An ice skater of mass (on frictionless ice) fires a bullet of mass 10 grams that leaves the barrel at 500 m/s (in the x-direction relative to the ground)
A) what is the recoil velocity of the skater relative to the ground?
B) how much work is done in the bullet by the exploding gunpowder?
A) this is conservation of momentum, which is zero in both cases. Unfortunately you neglected to give the skater's mass.
mv (skater) = mv (bullet)
watch units.
B) W = KE of bullet = 1/2(.001)500^2
To find the answers to these questions, we can use the principle of conservation of momentum. This principle states that the total momentum of an isolated system remains constant before and after an event, as long as no external forces are acting on it.
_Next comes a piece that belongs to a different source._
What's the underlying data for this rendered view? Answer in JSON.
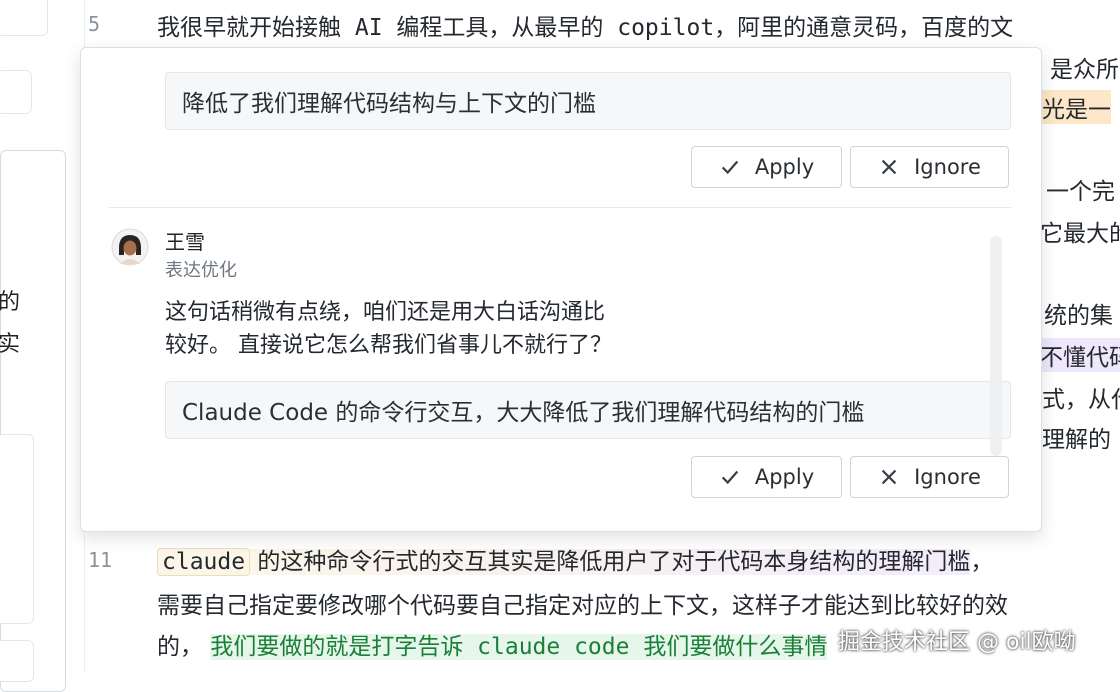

A) To find the recoil velocity of the skater relative to the ground, we can consider the system to be the skater and the bullet together. Initially, both the skater and the bullet are at rest, so the initial momentum of the system is zero. After the bullet is fired, the skater and the bullet will move in opposite directions.
According to the conservation of momentum, the final momentum of the system is also zero. The momentum of an object is given by the product of its mass and velocity.
Let's assume the recoil velocity of the skater is v. The mass of the skater is M, and the mass of the bullet is m. The velocity of the bullet relative to the ground is v_bullet.
The momentum after the bullet is fired is given by:
Final momentum = Momentum of the skater + Momentum of the bullet
Since the skater moves in the opposite direction to the bullet, we have:
0 = (M * (-v)) + (m * v_bullet)
Simplifying the equation, we get:
-Mv = mv_bullet
By substituting the given values, we can solve for v, whereby Mass of the skater (M) is needed.
B) To find the work done on the bullet by the exploding gunpowder, we need to consider the work-energy principle. According to this principle, the work done on an object is equal to the change in its kinetic energy.
The work done on the bullet can be calculated using the formula:
Work = Change in Kinetic Energy
The initial kinetic energy of the bullet is zero since it was at rest before being fired. The final kinetic energy is given by the formula:
Kinetic Energy = (1/2) * mass * velocity^2
Substituting the values of the mass and velocity of the bullet, we can find the final kinetic energy.
The change in kinetic energy is given by:
Change in KE = Final KE - Initial KE
So, by substituting the initial and final values of kinetic energy, we can calculate the work done on the bullet by the exploding gunpowder.
Please provide the mass of the skater (M) to proceed with calculating the recoil velocity.